“The Minority is Always Right” – when I heard this quote from Ibsen’s “An Enemy of the People” for the first time about 15 years ago it sounded absurd to me, in large part because it went against the most fundamental principle of democracy, which says that we are to follow the majority’s will. However, as years went by, I started realizing the most profound wisdom of this statement. I have been periodically thinking about this quote in so many different situations, and I find more and more ways in which the minority seems to be right, while the majority seems to be so off.
The busiest restaurants hardly serve the best food. In fact it’s usually mediocre, overrated, disappointing and unhealthy; and as we all know – it’s the holes in the wall that serve the most flavorful food and often feel so much warmer and more welcoming.
The biggest live theaters are often not worth sitting through, while smaller productions are so much more likely to be so captivating.

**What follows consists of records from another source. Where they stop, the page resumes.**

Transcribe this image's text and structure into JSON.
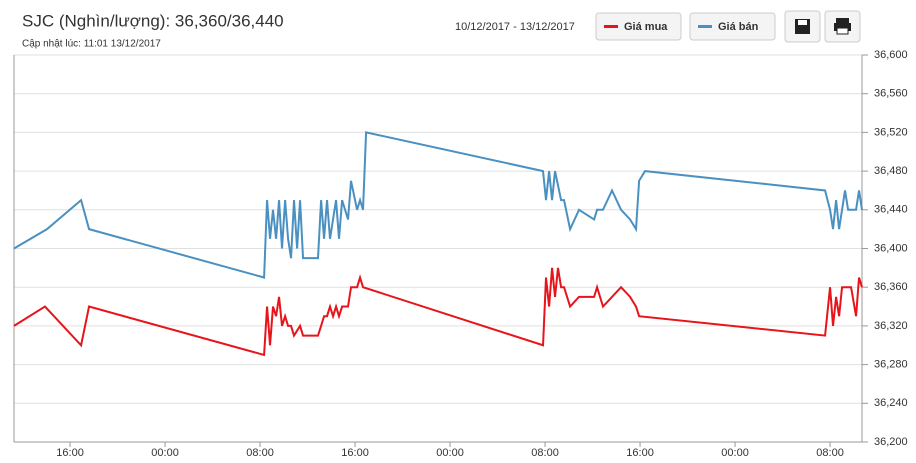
{
  "chart_data": {
    "type": "line",
    "title": "SJC (Nghìn/lượng): 36,360/36,440",
    "subtitle": "Cập nhật lúc: 11:01 13/12/2017",
    "date_range": "10/12/2017 - 13/12/2017",
    "xlim": [
      11.28,
      82.69
    ],
    "xticks": [
      {
        "value": 16,
        "label": "16:00"
      },
      {
        "value": 24,
        "label": "00:00"
      },
      {
        "value": 32,
        "label": "08:00"
      },
      {
        "value": 40,
        "label": "16:00"
      },
      {
        "value": 48,
        "label": "00:00"
      },
      {
        "value": 56,
        "label": "08:00"
      },
      {
        "value": 64,
        "label": "16:00"
      },
      {
        "value": 72,
        "label": "00:00"
      },
      {
        "value": 80,
        "label": "08:00"
      }
    ],
    "ylim": [
      36200,
      36600
    ],
    "yticks": [
      {
        "value": 36200,
        "label": "36,200"
      },
      {
        "value": 36240,
        "label": "36,240"
      },
      {
        "value": 36280,
        "label": "36,280"
      },
      {
        "value": 36320,
        "label": "36,320"
      },
      {
        "value": 36360,
        "label": "36,360"
      },
      {
        "value": 36400,
        "label": "36,400"
      },
      {
        "value": 36440,
        "label": "36,440"
      },
      {
        "value": 36480,
        "label": "36,480"
      },
      {
        "value": 36520,
        "label": "36,520"
      },
      {
        "value": 36560,
        "label": "36,560"
      },
      {
        "value": 36600,
        "label": "36,600"
      }
    ],
    "grid": true,
    "series": [
      {
        "name": "Giá mua",
        "color": "#e8141b",
        "x": [
          11.28,
          13.89,
          16.93,
          17.6,
          32.34,
          32.59,
          32.84,
          33.09,
          33.35,
          33.6,
          33.85,
          34.11,
          34.36,
          34.61,
          34.86,
          35.37,
          35.62,
          36.88,
          37.14,
          37.39,
          37.64,
          37.89,
          38.15,
          38.4,
          38.65,
          38.91,
          39.41,
          39.66,
          40.17,
          40.42,
          40.67,
          55.83,
          56.08,
          56.34,
          56.59,
          56.84,
          57.09,
          57.35,
          57.6,
          58.11,
          58.86,
          60.13,
          60.38,
          60.88,
          62.4,
          63.16,
          63.66,
          63.92,
          79.58,
          80.0,
          80.25,
          80.51,
          80.76,
          81.01,
          81.26,
          81.77,
          82.19,
          82.44,
          82.69
        ],
        "values": [
          36320,
          36340,
          36300,
          36340,
          36290,
          36340,
          36300,
          36340,
          36330,
          36350,
          36320,
          36330,
          36320,
          36320,
          36310,
          36320,
          36310,
          36310,
          36320,
          36330,
          36330,
          36340,
          36330,
          36340,
          36330,
          36340,
          36340,
          36360,
          36360,
          36370,
          36360,
          36300,
          36370,
          36340,
          36380,
          36350,
          36380,
          36360,
          36360,
          36340,
          36350,
          36350,
          36360,
          36340,
          36360,
          36350,
          36340,
          36330,
          36310,
          36360,
          36320,
          36350,
          36330,
          36360,
          36360,
          36360,
          36330,
          36370,
          36360
        ]
      },
      {
        "name": "Giá bán",
        "color": "#4a90c0",
        "x": [
          11.28,
          14.06,
          16.93,
          17.6,
          32.34,
          32.59,
          32.84,
          33.09,
          33.35,
          33.6,
          33.85,
          34.11,
          34.36,
          34.61,
          34.86,
          35.12,
          35.37,
          35.62,
          36.88,
          37.14,
          37.39,
          37.64,
          37.89,
          38.4,
          38.65,
          38.91,
          39.41,
          39.66,
          40.17,
          40.42,
          40.67,
          40.93,
          55.83,
          56.08,
          56.34,
          56.59,
          56.84,
          57.35,
          57.6,
          58.11,
          58.86,
          60.13,
          60.38,
          60.88,
          61.64,
          62.4,
          63.16,
          63.66,
          63.92,
          64.42,
          79.58,
          80.0,
          80.25,
          80.51,
          80.76,
          81.26,
          81.52,
          82.19,
          82.44,
          82.69
        ],
        "values": [
          36400,
          36420,
          36450,
          36420,
          36370,
          36450,
          36410,
          36440,
          36410,
          36450,
          36400,
          36450,
          36410,
          36390,
          36450,
          36400,
          36450,
          36390,
          36390,
          36450,
          36410,
          36450,
          36410,
          36450,
          36410,
          36450,
          36430,
          36470,
          36440,
          36450,
          36440,
          36520,
          36480,
          36450,
          36480,
          36450,
          36480,
          36450,
          36450,
          36420,
          36440,
          36430,
          36440,
          36440,
          36460,
          36440,
          36430,
          36420,
          36470,
          36480,
          36460,
          36440,
          36420,
          36450,
          36420,
          36460,
          36440,
          36440,
          36460,
          36440
        ]
      }
    ]
  }
}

In general, if there is a line of people out there waiting to get in or buy something, chances are it’s not worth buying.
The books and the movies that are truly the best and the most valuable as pieces of art very rarely, if ever, get labeled as best sellers.
But this should not be surprising to anyone. Most of us are followers; not leaders. Very few of us reflect on our actions and indulge in critical evaluation of ourselves and others around us.
Tattoos, piercings, supporting legalization of marijuana and gay marriage don’t make you unique and special. In fact they make you very common in this town. Making your own choices, however, based on what you really like and not because that’s what’s “in” now, will go much further to making you feel and actually be that special who is part of that minority.